Extremismusforschung. Handbuch für Wissenschaft und Praxis, hg. v. Jesse, Eckhard/Mannewitz, Tom. Nomos, Baden-Baden 2018. 672 S. Angezeigt von Gerhard Köbler. ZIER 9 (2019) 81. IT
In einer mit Hilfe der Vernunft geordneten Reihe von Gegebenheiten gibt es für den Menschen regelmäßig eine Mitte und Ränder. Dabei bedeutet das aus dem lateinischen exter, exterus mit der Bedeutung außen befindlich, äußerlich und seinem Superlativ extremus mit der Bedeutung äußerste abgeleitete deutsche Wort extrem die Stellung an einem äußersten Rand in Bezug auf eine tatsächliche oder zumindest theoretisch angenommene Mitte. Als Extremismus werden in diesem Zusammenhang seit etwa 1973 politische Vorstellungen und Bestrebungen an den äußersten Rändern des politischen Spektrums jenseits der freiheitlich demokratischen Grundordnung bezeichnet, die noch über den einfacheren Radikalismus hinausreichen und sowohl links der Mitte wie auch rechts der Mitte stehen können.
Mit der Forschung über und zu diesem Extremismus beschäftigt sich das gewichtige Handbuch, dessen Herausgeber der in Wurzen bei Leipzig 1948 geborene, als Professor der Politikwissenschaft an der Technischen Universität Chemnitz emeritierte Eckhard Jessen und der 1987 in Wurzen bei Leipzig geborene, als Juniorprofessor der Technischen Universität Chemnitz für Politikwissenschaft tätige Tom Mannewitz sind. Ihr gemeinsames, durch acht Abbildungen veranschaulichtes Werk gliedert sich in insgesamt siebzehn Kapitel. Dabei folgen konzeptionellen Überlegungen der Herausgeber und Grundlagen Eckhard Jesses Studien über den demokratischen Verfassungsstaat als Widerpart des Extremismus, über extremistische Ideologien, extremistische Einstellungen und empirische Befunde, Ursachen für politischen Extremismus, Erfolgsbedingungen und Misserfolgsbedingungen extremistischer Parteien, Rechtsextremismus in der Bundesrepublik Deutschland, Linksextremismus in der Bundesrepublik Deutschland, Islamismus in der Bundesrepublik Deutschland, Linksterrorismus und Rechtsterrorismus in der Bundesrepublik Deutschland, Extremismus in westeuropäischen und osteuropäischen Demokratien, Systemtransformation und Extremismus, politischer Extremismus in der Weimarer Republik, Rechtsextremismus (in der Form des Nationalsozialismus) an der Macht und Linksextremismus (in der Form des Kommunismus) an der Macht.

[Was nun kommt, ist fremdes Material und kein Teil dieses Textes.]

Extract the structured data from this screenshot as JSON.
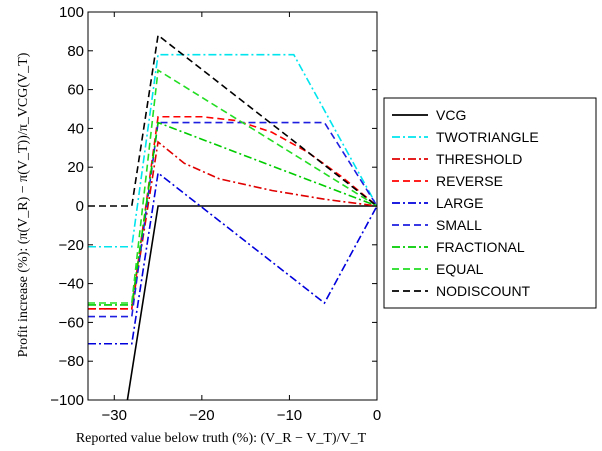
{
  "chart_data": {
    "type": "line",
    "xlabel": "Reported value below truth (%): (V_R − V_T)/V_T",
    "ylabel": "Profit increase (%): (π(V_R) − π(V_T))/π_VCG(V_T)",
    "xlim": [
      -33,
      0
    ],
    "ylim": [
      -100,
      100
    ],
    "xticks": [
      -30,
      -20,
      -10,
      0
    ],
    "yticks": [
      -100,
      -80,
      -60,
      -40,
      -20,
      0,
      20,
      40,
      60,
      80,
      100
    ],
    "grid": false,
    "legend_position": "right",
    "series": [
      {
        "name": "VCG",
        "color": "#000000",
        "dash": "solid",
        "x": [
          -28.5,
          -25,
          0
        ],
        "y": [
          -100,
          0,
          0
        ]
      },
      {
        "name": "TWOTRIANGLE",
        "color": "#00e5ee",
        "dash": "dashdot",
        "x": [
          -33,
          -28,
          -28,
          -25,
          -9.5,
          0
        ],
        "y": [
          -21,
          -21,
          -21,
          78,
          78,
          0
        ]
      },
      {
        "name": "THRESHOLD",
        "color": "#e00000",
        "dash": "dashdot",
        "x": [
          -33,
          -28,
          -25,
          -22,
          -18,
          -12,
          -6,
          0
        ],
        "y": [
          -53,
          -53,
          33,
          22,
          14,
          8,
          3.5,
          0
        ]
      },
      {
        "name": "REVERSE",
        "color": "#ff0000",
        "dash": "dashed",
        "x": [
          -33,
          -28,
          -25,
          -20,
          -16,
          -12,
          -8,
          -4,
          0
        ],
        "y": [
          -53,
          -53,
          46,
          46,
          44,
          38,
          28,
          15,
          0
        ]
      },
      {
        "name": "LARGE",
        "color": "#0000dd",
        "dash": "dashdot",
        "x": [
          -33,
          -28,
          -25,
          -6,
          0
        ],
        "y": [
          -71,
          -71,
          17,
          -50,
          0
        ]
      },
      {
        "name": "SMALL",
        "color": "#1e1ee0",
        "dash": "dashed",
        "x": [
          -33,
          -28,
          -25,
          -6,
          0
        ],
        "y": [
          -57,
          -57,
          43,
          43,
          0
        ]
      },
      {
        "name": "FRACTIONAL",
        "color": "#00cc00",
        "dash": "dashdot",
        "x": [
          -33,
          -28,
          -25,
          0
        ],
        "y": [
          -51,
          -51,
          43,
          0
        ]
      },
      {
        "name": "EQUAL",
        "color": "#22dd22",
        "dash": "dashed",
        "x": [
          -33,
          -28,
          -25,
          0
        ],
        "y": [
          -50,
          -50,
          70,
          0
        ]
      },
      {
        "name": "NODISCOUNT",
        "color": "#000000",
        "dash": "dashed",
        "x": [
          -33,
          -28,
          -25,
          0
        ],
        "y": [
          0,
          0,
          88,
          0
        ]
      }
    ]
  }
}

Voraussetzung für die Bildung unterschiedlicher politischer Ansichten ist die Meinungsfreiheit, die bereits in Artikel 11 der Erklärung der Menschenrechte und Bürgerrechte in Frankreich hervorgehoben wurde, wobei Beschränkungen in den meisten gegenwärtigen Demokratien nur zu dem Schutz höherrangiger Güter zulässig sind. Davon abgesehen muss grundsätzlich der politische Wettbewerb der politischen Ideen über den Vorrang entscheiden, wobei bei Wahlen grundsätzlich der Wähler die Entscheidung treffen darf. Das vorliegende Werk sechzehner Sachkenner behandelt die dabei auftretenden Gegebenheiten und Fragen sowohl in theoretischen Konzepten wie auch in empirischen Analysen der Gegenwart und der jüngeren Vergangenheit, so dass sich jeder Leser bestmöglich über die Arten und Gefahren des Extremismus für den demokratischen Verfassungsstaat unterrichten kann.